Article 1678 modified the (old) Civil Code provision on reimbursement where the
lessee had no right at all to be reimbursed for the improvements introduced on the
leased property, he being entitled merely to the rights of a usufructuary the right of
removal and set-off but not to reimbursement.[
Contrary to respondents position, Articles 448 and 546 of the Civil Code did not
apply. Under these provisions, to be entitled to reimbursement for useful
improvements introduced on the property, respondents must be considered builders
in good faith. Articles 448 and 546, which allow full reimbursement of useful
improvements and retention of the premises until reimbursement is made, apply
only to a possessor in good faith or one who builds on land in the belief that he is

the owner thereof. A builder in good faith is one who is unaware of any flaw in his
title to the land at the time he builds on it.
This principle of possessor in good faith naturally cannot apply to a lessee because
as such lessee he knows that he is not the owner of the leased property. Neither can
he deny the ownership or title of his lessor. Knowing that his occupation of the
premises continues only during the life of the lease contract and that he must
vacate the property upon termination of the lease or upon the violation by him of
any of its terms, he introduces improvements on said property at his own risk in the
sense that he cannot recover their value from the lessor, much less retain the
premises until such reimbursement. (Emphasis supplied)
Under Article 1678 of the Civil Code, the lessor has the primary right (or the first
move) to reimburse the lessee for 50% of the value of the improvements at the end
of the lease. If the lessor refuses to make the reimbursement, the subsidiary right of
the lessee to remove the improvements, even though the principal thing suffers
damage, arises. Consequently, on petitioner rests the primary option to pay for onehalf of the value of the useful improvements.

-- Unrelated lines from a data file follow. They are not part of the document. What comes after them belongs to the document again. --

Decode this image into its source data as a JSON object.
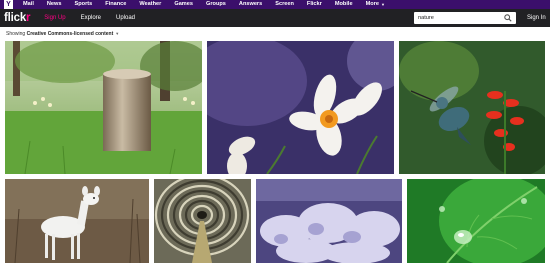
{
  "topbar": {
    "yahoo_icon": "Y",
    "links": [
      "Mail",
      "News",
      "Sports",
      "Finance",
      "Weather",
      "Games",
      "Groups",
      "Answers",
      "Screen",
      "Flickr",
      "Mobile"
    ],
    "more_label": "More"
  },
  "nav": {
    "logo_main": "flick",
    "logo_dot": "r",
    "signup_label": "Sign Up",
    "explore_label": "Explore",
    "upload_label": "Upload",
    "search_value": "nature",
    "signin_label": "Sign In"
  },
  "filter": {
    "prefix": "Showing ",
    "value": "Creative Commons-licensed content"
  },
  "photos": [
    {
      "name": "tree-stump-photo",
      "subject": "tree stump with daffodils"
    },
    {
      "name": "daffodils-photo",
      "subject": "white daffodils"
    },
    {
      "name": "hummingbird-photo",
      "subject": "hummingbird with red flowers"
    },
    {
      "name": "white-deer-photo",
      "subject": "white deer"
    },
    {
      "name": "tunnel-photo",
      "subject": "spiral tunnel"
    },
    {
      "name": "frost-plant-photo",
      "subject": "frosted lavender plant"
    },
    {
      "name": "water-drop-leaf-photo",
      "subject": "water drops on green leaf"
    }
  ],
  "colors": {
    "yahoo_bar": "#3b0f6b",
    "nav_bar": "#212124",
    "flickr_pink": "#ff0084",
    "flickr_blue": "#0063dc"
  }
}
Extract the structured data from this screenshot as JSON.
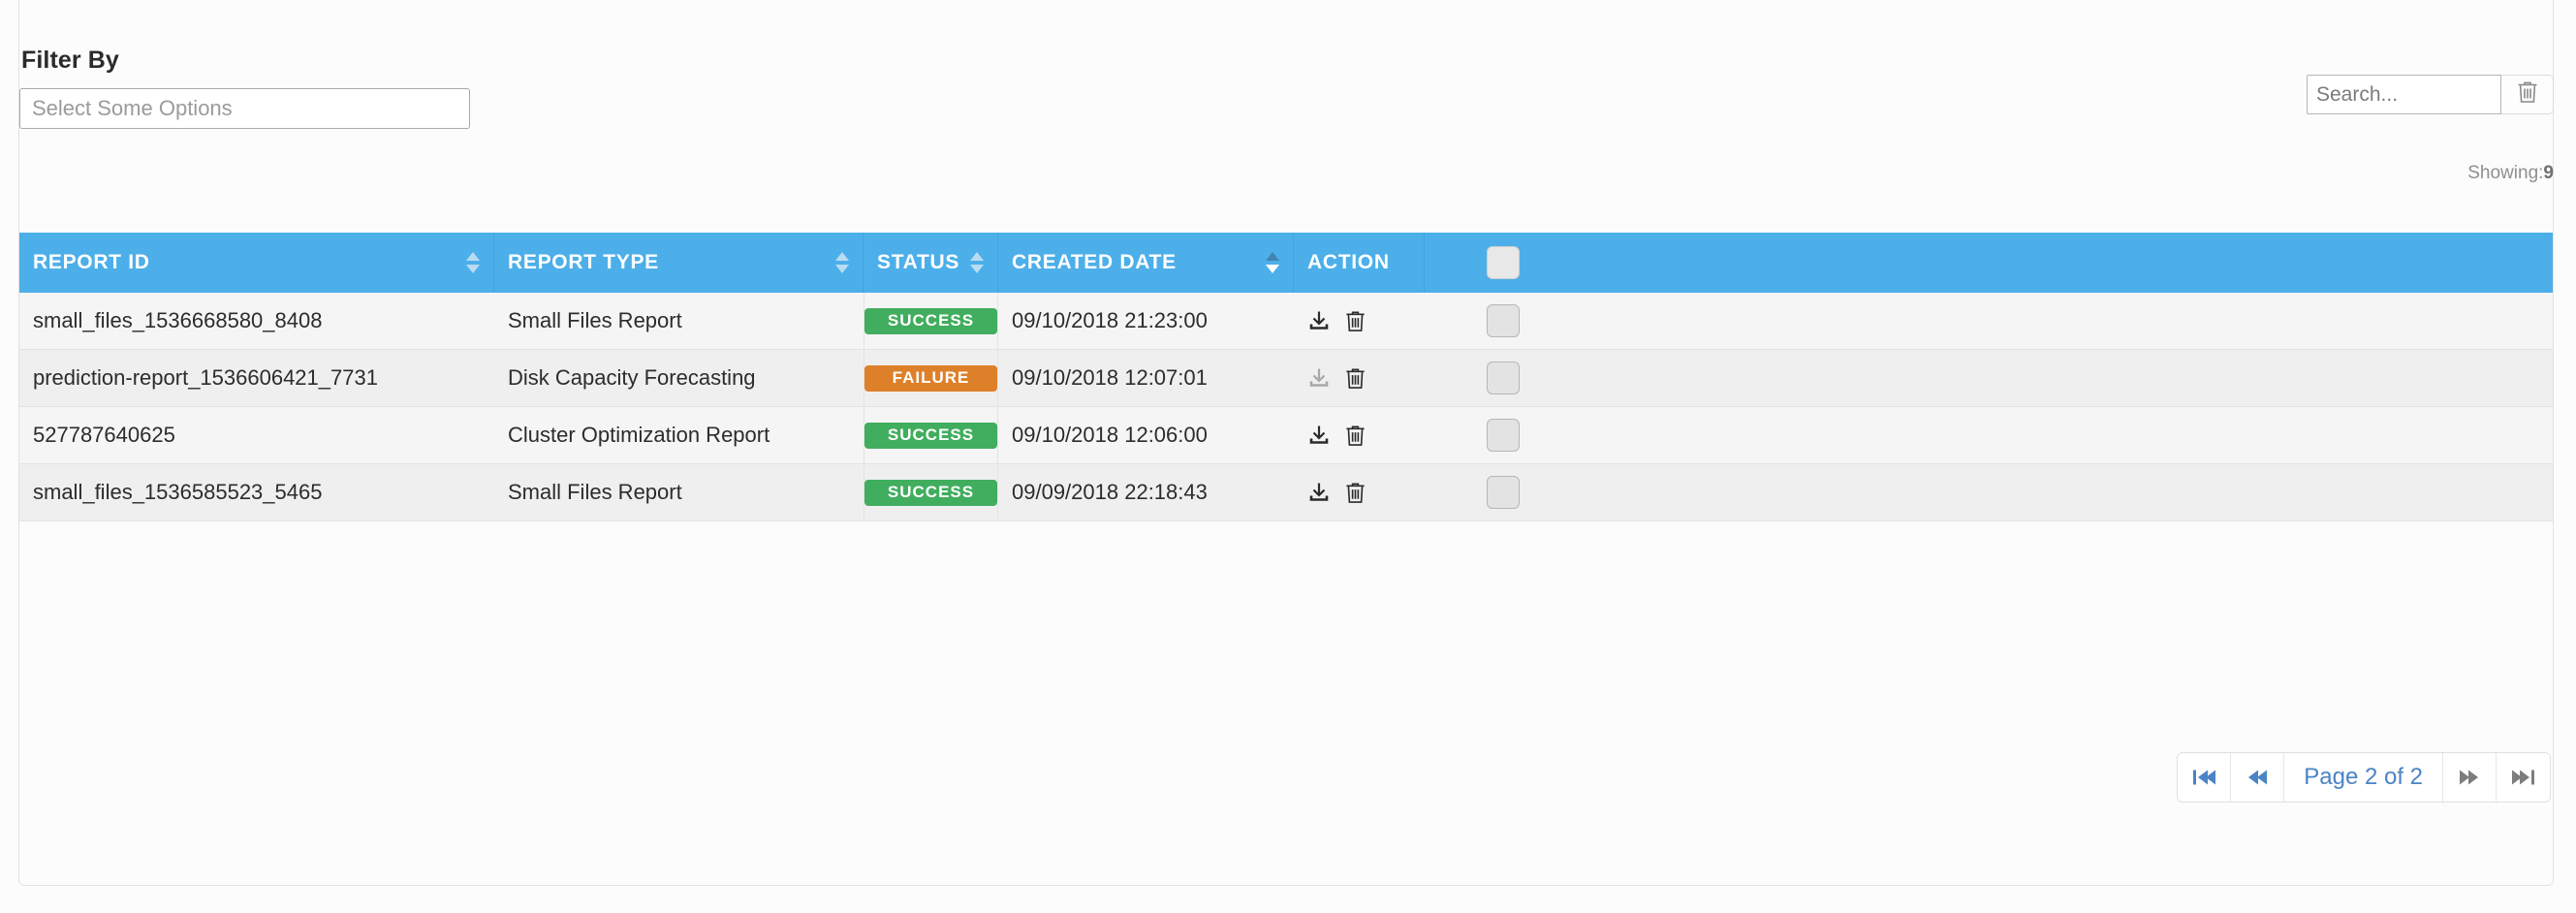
{
  "filter": {
    "label": "Filter By",
    "select_placeholder": "Select Some Options",
    "select_value": ""
  },
  "search": {
    "placeholder": "Search...",
    "value": "",
    "clear_icon": "trash-icon"
  },
  "showing": {
    "prefix": "Showing:",
    "count": "9"
  },
  "table": {
    "columns": [
      {
        "label": "REPORT ID",
        "sortable": true,
        "sorted": false
      },
      {
        "label": "REPORT TYPE",
        "sortable": true,
        "sorted": false
      },
      {
        "label": "STATUS",
        "sortable": true,
        "sorted": false
      },
      {
        "label": "CREATED DATE",
        "sortable": true,
        "sorted": true
      },
      {
        "label": "ACTION",
        "sortable": false,
        "sorted": false
      }
    ],
    "select_all_checked": false,
    "rows": [
      {
        "report_id": "small_files_1536668580_8408",
        "report_type": "Small Files Report",
        "status": "SUCCESS",
        "status_color": "#41ad5e",
        "created_date": "09/10/2018 21:23:00",
        "download_enabled": true,
        "checked": false
      },
      {
        "report_id": "prediction-report_1536606421_7731",
        "report_type": "Disk Capacity Forecasting",
        "status": "FAILURE",
        "status_color": "#de8029",
        "created_date": "09/10/2018 12:07:01",
        "download_enabled": false,
        "checked": false
      },
      {
        "report_id": "527787640625",
        "report_type": "Cluster Optimization Report",
        "status": "SUCCESS",
        "status_color": "#41ad5e",
        "created_date": "09/10/2018 12:06:00",
        "download_enabled": true,
        "checked": false
      },
      {
        "report_id": "small_files_1536585523_5465",
        "report_type": "Small Files Report",
        "status": "SUCCESS",
        "status_color": "#41ad5e",
        "created_date": "09/09/2018 22:18:43",
        "download_enabled": true,
        "checked": false
      }
    ],
    "header_color": "#4cafe9"
  },
  "pagination": {
    "first_icon": "skip-to-start-icon",
    "prev_icon": "rewind-icon",
    "page_label": "Page 2 of 2",
    "next_icon": "fast-forward-icon",
    "last_icon": "skip-to-end-icon",
    "first_enabled": true,
    "prev_enabled": true,
    "next_enabled": false,
    "last_enabled": false,
    "enabled_color": "#4a84c4",
    "disabled_color": "#7d7d7d"
  }
}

It is only when petitioner as lessor
refuses to make the reimbursement that respondents, as lessees, may remove the
improvements. Should petitioner refuse to exercise the option of paying for one-half
of the value of the improvements, he cannot be compelled to do so. It then lies on
respondents to insist on their subsidiary right to remove the improvements even
though the principal thing suffers damage but without causing any more
impairment on the property leased than is necessary.
As regards the ornamental expenses, respondents are not entitled to
reimbursement. Article 1678 gives respondents the right to remove the ornaments
without damage to the principal thing. But if petitioner appropriates and retains said
ornaments, he shall pay for their value upon the termination of the lease.
The fact that petitioner will benefit from the improvements introduced by
respondents is beside the point. In the first place, respondents introduced these
improvements at their own risk as lessees. Respondents were not forced or obliged
to splurge on the leased premises as it was a matter of necessity as well as a
business strategy.[27] In fact, had respondents only complied with their obligation
to pay the deposit/rent, there would have been no dispute to begin with.